Il a donné [137] à un passage d’Hérodote un tout autre sens que moi. J’en avertis ici mon lecteur, et j’avoue que sa traduction est plus littérale que celle de Laurent Valla, que j’ai suivie [138]. J’avais quelque scrupule de m’en servir, mais considérant un côté qu’Henri Étienne ne l’a point critiquée, et de l’autre qu’elle fait raisonner Hérodote plus finement et plus nettement, je la préférai à celle que le docte Henri Valois a suivie. Peut-être ai-je eu tort.

(M) L’erreur de Valère Maxime nous donnera lieu de mettre ici un aphorisme de politique. ] Il dit qu’Aristophane, dans l’une de ses comédies, introduit Périclès revenant des enfers, et déclarant qu’il ne faut pas nourrir le lion, mais que si on le nourrit, et si on le laisse croître, il faut lui obéir. Aristophanis quoque altioris est prudentiæ. præceptum, qui in comœdiâ introduxit remissum ab inferis Atheniensem Periclem vaticinantem, non oportere in urbe nutriri leonem ; sin autem sit alitus, obsequi ei convenire. Monet enim, ut præcipuæ nobilitatis et concitati ingenii juvenes refrenentur. Nimio verò favore ac profusâ indulgentiâ pasti, quò minùs potentiam obtineant, ne impediantur : quòd stultum sit, et inutile, eas obtrectare vires, quas ipse foveris [139]. C’est Eschyle, et non pas Périclès, qui dit cela dans Aristophane. Voici les vers de ce poëte :

Οὐ χρῆ λέοντος σκύμνον ἐν πόλει τρέϕειν,
Μάλιςα δὲ λέοντα μὴ ᾽ν πόλει τρέϕειν.
Ἢν δ᾿ ἐκτραϕῇ τις, τοῖς τρόποις ὑπηρετεῖν.

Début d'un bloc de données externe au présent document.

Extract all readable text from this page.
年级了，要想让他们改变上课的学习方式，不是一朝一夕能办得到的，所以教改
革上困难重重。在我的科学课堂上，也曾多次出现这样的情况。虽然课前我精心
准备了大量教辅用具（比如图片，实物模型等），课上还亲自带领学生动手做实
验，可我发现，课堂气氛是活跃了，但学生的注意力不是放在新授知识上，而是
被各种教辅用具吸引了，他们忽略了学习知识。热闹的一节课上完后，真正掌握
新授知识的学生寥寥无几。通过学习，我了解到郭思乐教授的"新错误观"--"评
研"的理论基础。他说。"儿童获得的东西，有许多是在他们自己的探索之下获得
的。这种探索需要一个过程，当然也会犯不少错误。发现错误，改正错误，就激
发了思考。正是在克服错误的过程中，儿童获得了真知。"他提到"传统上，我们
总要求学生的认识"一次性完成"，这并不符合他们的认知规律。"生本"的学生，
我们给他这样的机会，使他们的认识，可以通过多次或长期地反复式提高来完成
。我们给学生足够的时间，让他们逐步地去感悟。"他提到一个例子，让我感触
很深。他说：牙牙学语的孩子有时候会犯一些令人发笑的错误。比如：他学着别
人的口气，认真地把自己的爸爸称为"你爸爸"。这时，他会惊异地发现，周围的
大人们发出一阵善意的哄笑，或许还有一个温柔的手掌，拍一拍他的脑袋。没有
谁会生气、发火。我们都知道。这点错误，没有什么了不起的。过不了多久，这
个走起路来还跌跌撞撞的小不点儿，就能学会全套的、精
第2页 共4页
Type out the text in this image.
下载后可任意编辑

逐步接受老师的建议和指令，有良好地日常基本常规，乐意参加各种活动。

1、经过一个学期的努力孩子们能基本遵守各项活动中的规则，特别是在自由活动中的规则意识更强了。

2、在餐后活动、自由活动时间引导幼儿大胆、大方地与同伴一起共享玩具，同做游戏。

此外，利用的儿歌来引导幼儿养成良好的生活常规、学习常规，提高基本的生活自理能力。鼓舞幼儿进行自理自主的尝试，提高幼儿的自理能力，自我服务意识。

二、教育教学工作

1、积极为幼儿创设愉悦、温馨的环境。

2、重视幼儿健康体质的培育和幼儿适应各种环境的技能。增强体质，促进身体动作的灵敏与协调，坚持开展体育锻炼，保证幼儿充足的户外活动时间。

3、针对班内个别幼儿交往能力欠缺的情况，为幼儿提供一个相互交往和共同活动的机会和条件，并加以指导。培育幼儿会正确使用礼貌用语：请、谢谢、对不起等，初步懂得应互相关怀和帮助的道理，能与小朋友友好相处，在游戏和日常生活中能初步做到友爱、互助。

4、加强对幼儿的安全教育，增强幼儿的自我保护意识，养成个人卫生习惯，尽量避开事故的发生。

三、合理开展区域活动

Catulum ne alas leonis in republicâ,
Ac maximè ipsum leonem ne alas ibi.
Quòd si quis alitus ; obsequendum moribus [140].


Cette traduction est d’Érasme : il observe que Valère Maxime cite ce passage [141], mais il ne le censure point d’avoir pris Périctès pour Eschylé [142]. Il entend mieux cette sentence que Valère Maxime ne l’a entendue. Celui-ci raisonne de cette façon. Puisque vous avez élevé un homme, vous devez considérer sa puissance comme votre ouvrage : vous seriez donc fous si vous tâchiez de la détruire, et même vous ne pourriez pas en venir à bout. Ce raisonnement est pitoyable. Ce ne fut jamais la pensée du poëte grec. Il voulait dire sans doute, que pour éviter les malheurs qui naissent de l’opposition que l’on veut former à une puissance que l’on a trop laissé : croître, il vaut mieux céder au torrent. Admonet ænigma, ce sont les paroles d’Érasme [143], non esse fovendam potentiam quæ leges posset opprimere : quòd si fortè talis quispiam extiterit, non esse è rep. decertare cum illo, quem nequeas nisi magno reip. malo devincere. Tyrannus aut ferendus est, aut non recipiendus. On fait une grande faute dans les républiques, quand on laisse parvenir à une trop grande autorité un sujet factieux et entreprenant. Mais c’est une faute encore plus grande de s’opposer à cet homme, après qu’on l’a laissé devenir le maître. Il y a cent abus qu’on doit empêcher de s’introduire ; mais quand ils se sont fortifiés, c’est bien souvent un moindre mal de les tolérer que d’en entreprendre la réformation : Ceux qui l’entreprennent font presque toujours comme Sylla : ils se servent d’un remède pire que le mal [144]. Un historien a dit avec beaucoup de bon sens, qu’il eût mieux valu laisser en repos la république malade et blessée, que de la remuer pour lui faire prendre des remèdes, et pour mettre un appareil à ses plaies. Expediebat quasi ægræ sauciæque reipublicæ requiescere quomodocunquè, ne vulnera curatione ipsâ rescinderentur [145]. Je pourrais citer cent choses sur les inconvéniens de certains remèdes qu’on veut apporter aux maux publics, mais cela sentirait trop la recherche des lieux communs.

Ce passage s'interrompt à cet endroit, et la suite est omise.